一つ、実はこの法律が提案されたときの本会議で民主党さんから出た御議論で、特に有事規制につきまして国会の事後承認を必要とするような制度にするべきではないかという御議論がありました。民主党さんは今おいでにならない、非常に残念。本来、これは政府を相手に質疑をする話ではないし、とりわけて民主党の議員さんが御出席になっていらっしゃらないところでこれを申し上げるのは甚だ不本意なのですけれども、いずれ速記録に残ることでありますから、私ちょっとあえて申し上げさせていただきたいのですけれども、私は、まず民主党の問題意識として、国会が法律を制定するときにできるだけ、法律を通すということはある意味では行政府に授権することでありますから、その授権の範囲を明確にして、そして国会の権限というのをできるだけ留保するような、所要のところは留保するというような対応をするというのは、私はこれはこれで非常に大事な問題意識だと思うのです。しかしながら、今度お話の出ていることというのは、どうも余りそういうことに相当しない、適当な案件ではないのではないかという印象があるわけであります。
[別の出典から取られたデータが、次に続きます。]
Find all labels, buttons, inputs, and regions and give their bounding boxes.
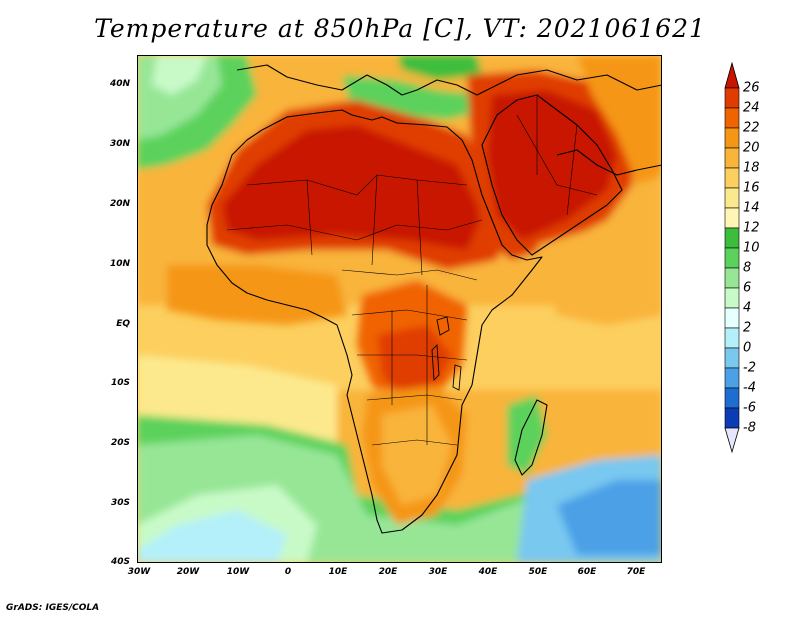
field-south-indian-core bbox=[557, 480, 662, 555]
colorbar-label: 4 bbox=[743, 300, 752, 316]
europe-coastline bbox=[236, 64, 662, 96]
credit-text: GrADS: IGES/COLA bbox=[6, 603, 100, 613]
colorbar-label: 12 bbox=[743, 220, 760, 236]
lat-label: 30N bbox=[109, 139, 130, 149]
lon-label: 0 bbox=[284, 567, 292, 577]
colorbar-label: 0 bbox=[743, 340, 752, 356]
colorbar-label: -2 bbox=[743, 360, 756, 376]
lon-label: 60E bbox=[577, 567, 597, 577]
colorbar-label: 10 bbox=[743, 240, 760, 256]
lon-label: 30W bbox=[127, 567, 151, 577]
lon-label: 20W bbox=[176, 567, 200, 577]
coastline bbox=[206, 64, 662, 534]
lon-label: 50E bbox=[528, 567, 548, 577]
colorbar-swatch bbox=[724, 267, 740, 289]
colorbar-label: -4 bbox=[743, 380, 756, 396]
colorbar-swatch bbox=[724, 207, 740, 229]
lon-label: 10W bbox=[226, 567, 250, 577]
field-kalahari bbox=[382, 405, 452, 505]
field-north-atlantic-core bbox=[152, 55, 207, 95]
colorbar bbox=[724, 62, 740, 454]
field-angola-core bbox=[377, 325, 452, 400]
field-iran bbox=[577, 55, 662, 185]
field-madagascar bbox=[507, 395, 547, 475]
field-gulf-guinea bbox=[167, 265, 347, 325]
africa-coastline bbox=[206, 109, 543, 534]
lat-label: 20S bbox=[110, 438, 130, 448]
colorbar-label: 16 bbox=[743, 180, 760, 196]
colorbar-swatch bbox=[724, 247, 740, 269]
colorbar-swatch bbox=[724, 307, 740, 329]
colorbar-label: 26 bbox=[743, 80, 760, 96]
colorbar-label: -8 bbox=[743, 420, 756, 436]
field-black-sea bbox=[397, 55, 482, 80]
colorbar-label: 22 bbox=[743, 120, 760, 136]
lon-label: 20E bbox=[378, 567, 398, 577]
colorbar-swatch bbox=[724, 287, 740, 309]
madagascar-coastline bbox=[514, 399, 548, 476]
colorbar-label: 14 bbox=[743, 200, 760, 216]
colorbar-swatch bbox=[724, 87, 740, 109]
lakes bbox=[431, 316, 462, 391]
colorbar-label: -6 bbox=[743, 400, 756, 416]
field-arabian-sea bbox=[537, 205, 662, 325]
colorbar-swatch bbox=[724, 107, 740, 129]
colorbar-swatch bbox=[724, 127, 740, 149]
field-arabia-core bbox=[487, 90, 617, 240]
borders bbox=[226, 95, 598, 446]
colorbar-swatch bbox=[724, 367, 740, 389]
field-sahara-core bbox=[222, 125, 482, 250]
colorbar-swatch bbox=[724, 347, 740, 369]
colorbar-swatch bbox=[724, 227, 740, 249]
colorbar-bottom-arrow bbox=[724, 427, 740, 454]
colorbar-label: 18 bbox=[743, 160, 760, 176]
lat-label: EQ bbox=[116, 319, 130, 329]
colorbar-label: 2 bbox=[743, 320, 752, 336]
lon-label: 40E bbox=[478, 567, 498, 577]
field-south-cold-core bbox=[137, 510, 287, 563]
colorbar-label: 6 bbox=[743, 280, 752, 296]
lat-label: 30S bbox=[110, 498, 130, 508]
colorbar-label: 20 bbox=[743, 140, 760, 156]
colorbar-swatch bbox=[724, 147, 740, 169]
map-frame bbox=[137, 55, 662, 563]
persian-gulf-coastline bbox=[556, 149, 662, 176]
lon-label: 30E bbox=[428, 567, 448, 577]
colorbar-swatch bbox=[724, 187, 740, 209]
colorbar-top-arrow bbox=[724, 62, 740, 89]
arabia-coastline bbox=[481, 94, 623, 256]
lat-label: 40S bbox=[110, 557, 130, 567]
colorbar-label: 8 bbox=[743, 260, 752, 276]
map-title: Temperature at 850hPa [C], VT: 202106162… bbox=[94, 14, 706, 43]
lat-label: 10S bbox=[110, 378, 130, 388]
colorbar-swatch bbox=[724, 167, 740, 189]
colorbar-swatch bbox=[724, 407, 740, 429]
lat-label: 40N bbox=[109, 79, 130, 89]
temperature-map bbox=[137, 55, 662, 563]
lat-label: 10N bbox=[109, 259, 130, 269]
lat-label: 20N bbox=[109, 199, 130, 209]
lon-label: 10E bbox=[328, 567, 348, 577]
lon-label: 70E bbox=[626, 567, 646, 577]
colorbar-swatch bbox=[724, 327, 740, 349]
colorbar-label: 24 bbox=[743, 100, 760, 116]
colorbar-swatch bbox=[724, 387, 740, 409]
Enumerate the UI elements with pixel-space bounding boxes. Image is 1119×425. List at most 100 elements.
現実問題として、今までの外為法では、例えば輸出貿易管理令では政令によって任意の地域への任意の物資の輸出を一定の条件のもとに禁止するというような制度がある。同じように、送金についても、それをとめるということが行政府の判断にゆだねられている。これは、例えばイラン・イラクの問題であるとか、あるいはリビアがどうしたとか、南アフリカについて国連がどういうことをやったとかいうような過去の経験に照らしてみれば明らかなわけですね。
それで、民主党さんの御議論では、たしか内容を公開しろ、こういうことを言っておられるわけだけれども、内容を公開といったって、そもそも政令なり告示なり極めて明確に発表して、そしてすべての国民がそれを知って、そしてきちんとそれを遵守してくれることを政府は期待してやるわけでございますから、公開性ということについて何ら問題ないし、それから送金をとめるというようなことについて、それはやはり大変なことでありますから、例えばそこに駐在している駐在員については配慮しなければならないということで、例えば絶対禁止ではなくて許可制にするとかいうようなことであれば、簡単に言えば、これについて明示し、しかも絶対禁止ではなくて許可を得るということを求めるだけの手続の問題にすぎないということであって、どう考えても、まず公開性という点では問題ないように思える。
それから、後で国会に報告するというのですけれども、国会へ報告してもしだめだと言われたら、ではその行為は一体どうなるのだというあたりを考えますと、私はどうも頭が混乱してきまして、その必要があるのかどうか非常に疑問に思えるわけであります。これは既に民主党の見解に対して政府側からは何度か御答弁のあったところでありますが、とりあえず簡単に国金局長からお話しいただけますか。